Mogens Koch (1898 – 1992) was a Danish Architect and Designer. Mogens Koch was born in the Frederiksberg district of Copenhagen.
He attended the architecture school at the Royal Danish Academy of Fine Arts in Copenhagen. Between 1925 and 1932, he worked for Carl Petersen, Ivar Bentsen and Kaare Klint, where he was trained in the Danish functional tradition.
Between 1950-68, he was professor, Det Kongelige Danske Kunstakademi, in 1956, visiting lecturer, Massachusetts Institute of Technology, Cambridge, Massachusetts, and, in 1962, at Industrial Art Institute, Tokyo.
In 1934, he set up his own design office. He designed the 1932 Safari chair, still in production today by Interna in Frederikssund (Denmark). He designed a range of objects, including furniture for Rasmussens Snedkerier, Ivan Schlechter, Cado, Danish CWS, and Interna; carpets; fittings; silver; and fabrics for use in the restoration of Danish churches. He published the book Modern Danish Arts — Craftsmanship (1948).
Before teaching at the Royal Academy, Koch had the good fortune to be a student of noted architect and Professor Kaare Klint. Klint challenged Koch to draw everlasting designs, not only furniture architects but also to design monuments, buildings, textiles and silverware. Klint was impressed with Mogens Koch talent as a student, and after Koch graduated, he went on to be employed at Carl Petersen, Ivar Bentsen and Kaare Klint architect studio. Koch worked at this studio from 1925 until 1932. Here, he learned to work with the principles behind the Danish functionalism tradition.
The furniture designed by Mogens Koch is some of the most elegant and practical solutions to the demands of comfort, functionality and aesthetics. Koch’s designs have been the central feature of the Rud Rasmussen Company since 1932, and many of his furniture designs are still in production today. In 1934 Koch opened his studio.

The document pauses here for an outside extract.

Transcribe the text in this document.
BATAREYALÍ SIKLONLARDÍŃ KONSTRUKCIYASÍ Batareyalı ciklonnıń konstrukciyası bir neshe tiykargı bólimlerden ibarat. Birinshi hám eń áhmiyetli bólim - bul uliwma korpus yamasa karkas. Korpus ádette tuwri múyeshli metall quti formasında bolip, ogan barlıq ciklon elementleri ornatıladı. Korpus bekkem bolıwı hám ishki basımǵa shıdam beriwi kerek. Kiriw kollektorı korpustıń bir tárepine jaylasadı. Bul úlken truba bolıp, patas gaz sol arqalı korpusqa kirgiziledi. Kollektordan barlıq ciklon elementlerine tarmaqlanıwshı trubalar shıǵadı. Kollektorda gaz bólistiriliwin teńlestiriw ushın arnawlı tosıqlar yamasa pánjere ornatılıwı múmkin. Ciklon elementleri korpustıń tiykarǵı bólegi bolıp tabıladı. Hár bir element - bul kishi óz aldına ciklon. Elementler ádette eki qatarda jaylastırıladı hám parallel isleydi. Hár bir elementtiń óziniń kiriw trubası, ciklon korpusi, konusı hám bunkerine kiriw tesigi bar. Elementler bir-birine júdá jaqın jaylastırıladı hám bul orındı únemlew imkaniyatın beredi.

Like Klint, Koch often used previous generations experience in furniture design and implemented these experiences into his designs. Some of Koch’s best-known works include the Royal Veterinary and Agricultural University extension in Frederiksberg. This was a joint project with Steen Eiler Rasmussen. Koch’s released a highly successful sectional bookcase in 1928. A ‘Folding chair’ was designed in 1933 but was not manufactured until 1959, yet is still being manufactured today. Koch is also known for the renovation of churches.
Mogens Koch’s professional direction changed a little in the 1950s, and he began spending much of his time renovating churches and other buildings. He converted the former Frederiks Hospital in Copenhagen for use by the Danish Museum of Art & Design.
Mogens Koch is one of the few Danish architects who have wholly succeeded in implementing Kaare Klint’s teachings of functionalism. Koch’s most famous piece of furniture is the square bookcase designed for his own home in 1928. It has an exceptionally flexible, space-saving design, and it was adjustable for the book formats of the future. Like Kaare Klint, Mogens Koch spent much time studying mathematics and human proportions and studying historical furniture items to help his designs. Koch’s practical and natural furniture is usually made of indestructible maintenance-free materials.
His work was regularly shown at the Triennali di Milano and included in the 1925 Paris’ Exposition Internationale des Arts Décoratifs et Industriels Modernes,’ 1937 Paris’ Exposition Internationale des Arts Décoratifs et Techniques dans la Vie Moderne,’ 1958 “Formes Scandinaves’ at the Paris Musée des Arts Décoratifs, 1960—61 USA ‘The Arts of Denmark’ travelling exhibition, 1968 ‘Two Centuries of Danish Design’ at the Victoria and Albert Museum, London. He received the 1938 Eckersberg Medal and 1963 C.F. Hansen Medal.